Not, it seems, for much longer. Soon it'll be conveniently sited on the north-east corner of the Winchcombe-Greet conurbation.
no subject
Date: 2012-06-20 10:37 am (UTC)I went to nursery school in Greet.
no subject
Date: 2012-06-20 10:39 am (UTC)It's an entertaining thing to consider a far more technical version of Humblebee. Three-phase and fibre-to-the-livingroom. What could possibly go wrong?
no subject
Date: 2012-06-20 02:09 pm (UTC)no subject
Date: 2012-06-20 02:23 pm (UTC)IIRC the wee turds would troll up from whichever university (likely Bristol or Exeter) of a weekend and have it rah! They may or may not have beetled round on the hunt for ceremonial chemicals and been so teeth-achingly 'mixing with the proles oh tarquin how real' about it they were asked to piss off.
Um.

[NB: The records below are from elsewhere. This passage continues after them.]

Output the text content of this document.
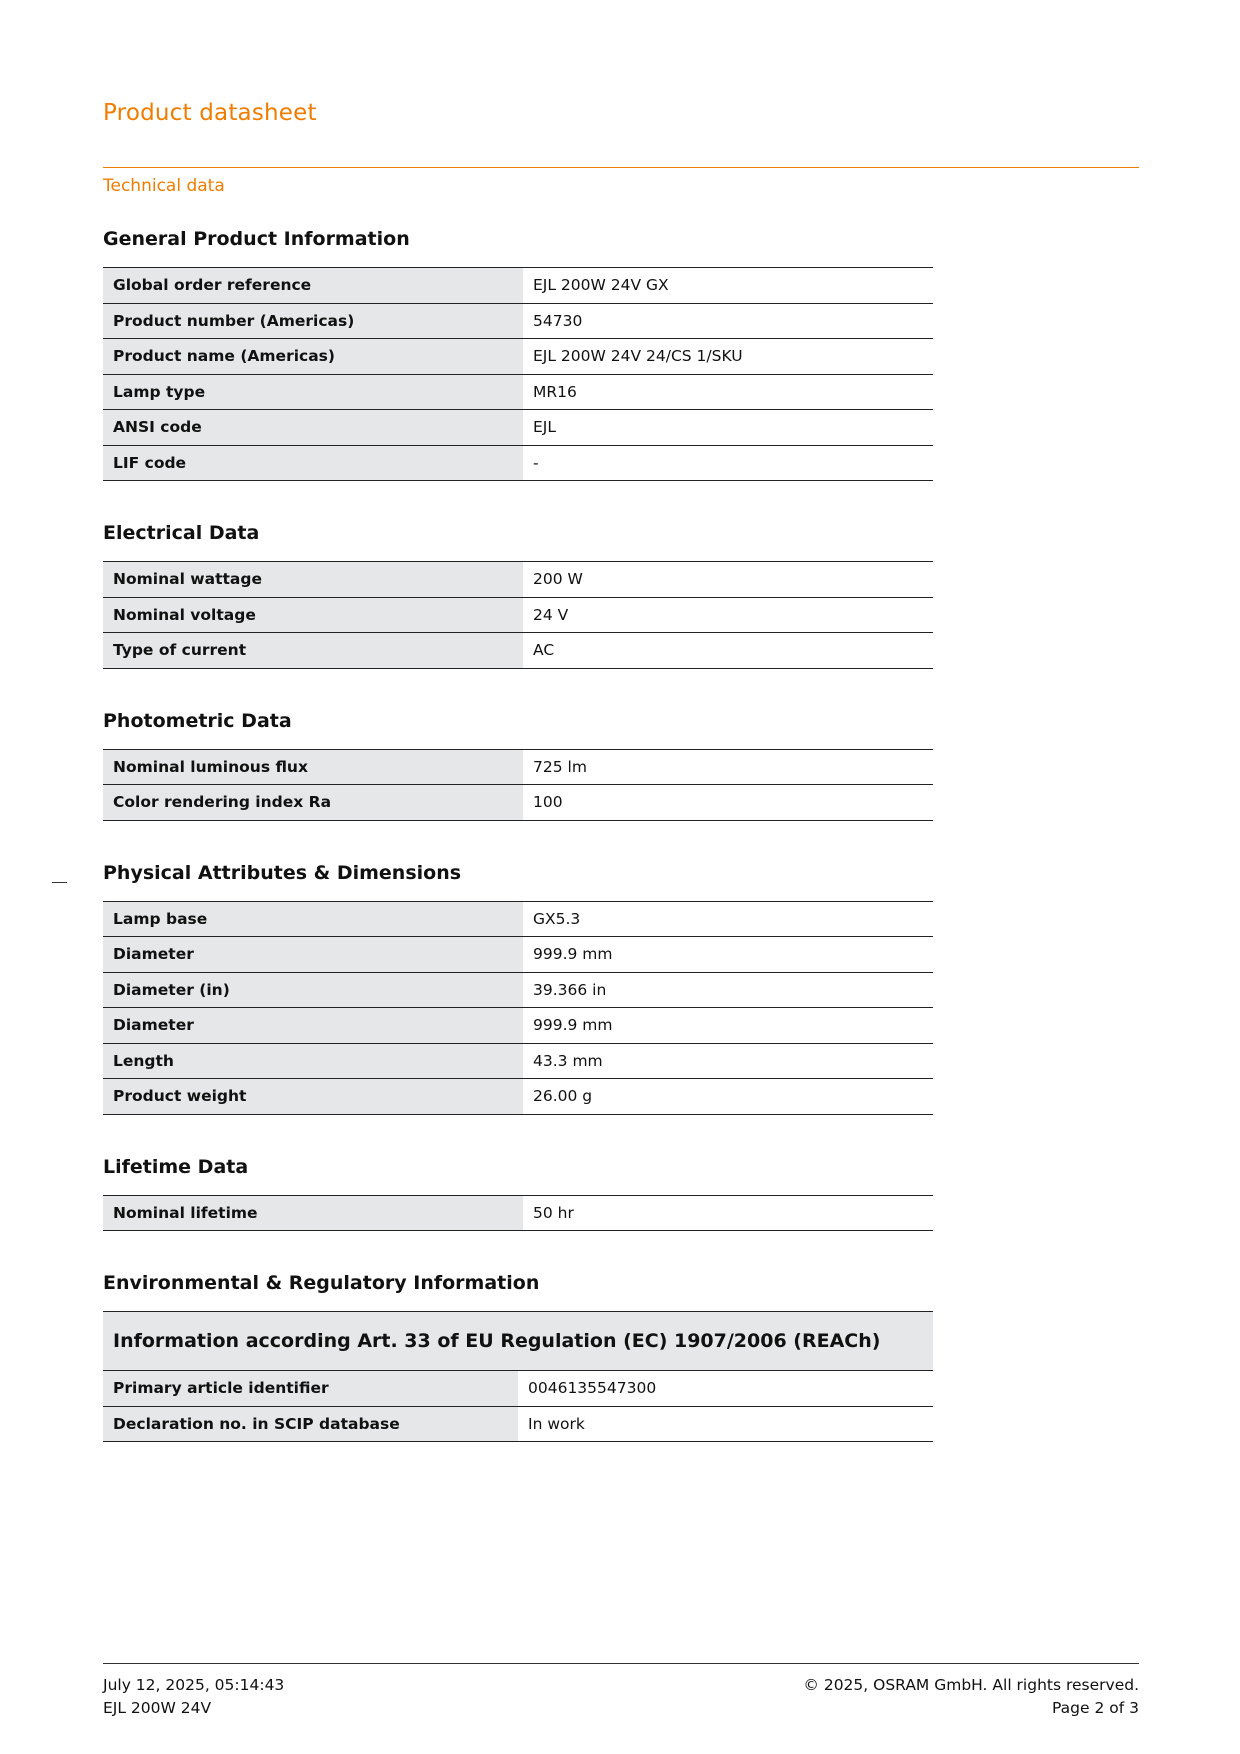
Product datasheet
Technical data
General Product Information
Global order reference	EJL 200W 24V GX
Product number (Americas)	54730
Product name (Americas)	EJL 200W 24V 24/CS 1/SKU
Lamp type	MR16
ANSI code	EJL
LIF code	-
Electrical Data
Nominal wattage	200 W
Nominal voltage	24 V
Type of current	AC
Photometric Data
Nominal luminous flux	725 lm
Color rendering index Ra	100
Physical Attributes & Dimensions
Lamp base	GX5.3
Diameter	999.9 mm
Diameter (in)	39.366 in
Diameter	999.9 mm
Length	43.3 mm
Product weight	26.00 g
Lifetime Data
Nominal lifetime	50 hr
Environmental & Regulatory Information
Information according Art. 33 of EU Regulation (EC) 1907/2006 (REACh)	
Primary article identifier	0046135547300
Declaration no. in SCIP database	In work
July 12, 2025, 05:14:43
EJL 200W 24V
© 2025, OSRAM GmbH. All rights reserved.
Page 2 of 3
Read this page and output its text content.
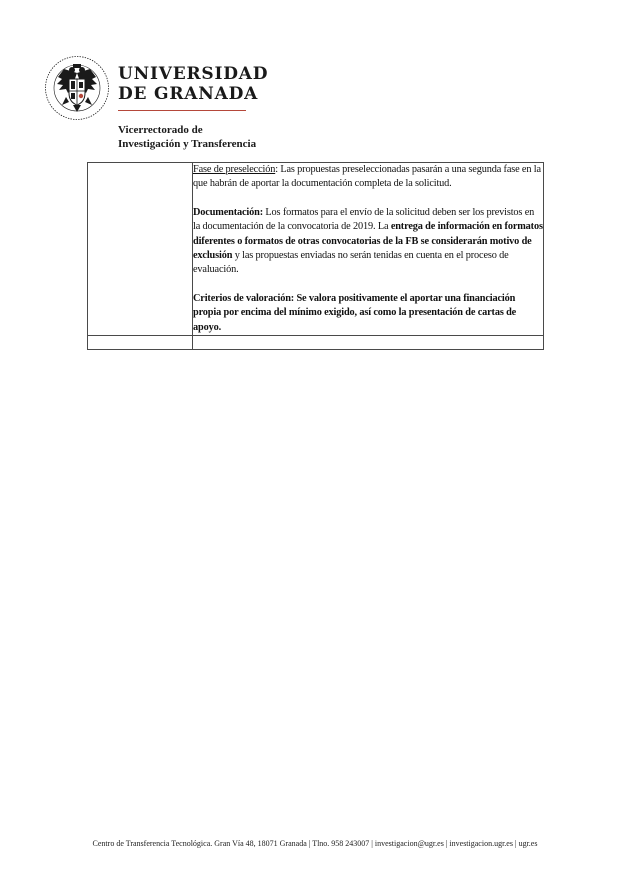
UNIVERSIDAD
DE GRANADA
Vicerrectorado de
Investigación y Transferencia

	Fase de preselección: Las propuestas preseleccionadas pasarán a una segunda fase en la que habrán de aportar la documentación completa de la solicitud.

Documentación: Los formatos para el envío de la solicitud deben ser los previstos en la documentación de la convocatoria de 2019. La entrega de información en formatos diferentes o formatos de otras convocatorias de la FB se considerarán motivo de exclusión y las propuestas enviadas no serán tenidas en cuenta en el proceso de evaluación.

Criterios de valoración: Se valora positivamente el aportar una financiación propia por encima del mínimo exigido, así como la presentación de cartas de apoyo.

Centro de Transferencia Tecnológica. Gran Vía 48, 18071 Granada | Tlno. 958 243007 | investigacion@ugr.es | investigacion.ugr.es | ugr.es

Probably.
no subject
Date: 2012-06-20 08:41 pm (UTC)no subject
Date: 2012-06-21 09:05 am (UTC)no subject
Date: 2012-06-21 12:19 pm (UTC)I was thinking about it the other day - somewhere like Worcestershire (and Pembrokeshire) are yer archetypal patchwork-of-fields as drawn in Rupert Annuals and are various shades of deep green and brown. The type of landscape within which any sensible non-urban type would wish to live.
The Cotswolds are paler because the ground's a bit crap and, certainly in my bits, there's more stone than soil, which makes the landscape look a lot more washed out and bit more blasted heath for the grim end of the year. And yet those grey remembered hills are home.
no subject
Date: 2012-06-21 09:06 pm (UTC)But yes, returning to your original point, absolutely. The exception is Wemys, who still facilitates real people in real homes. My folks' village has some life left in it, but I wonder what his kids will do with the place.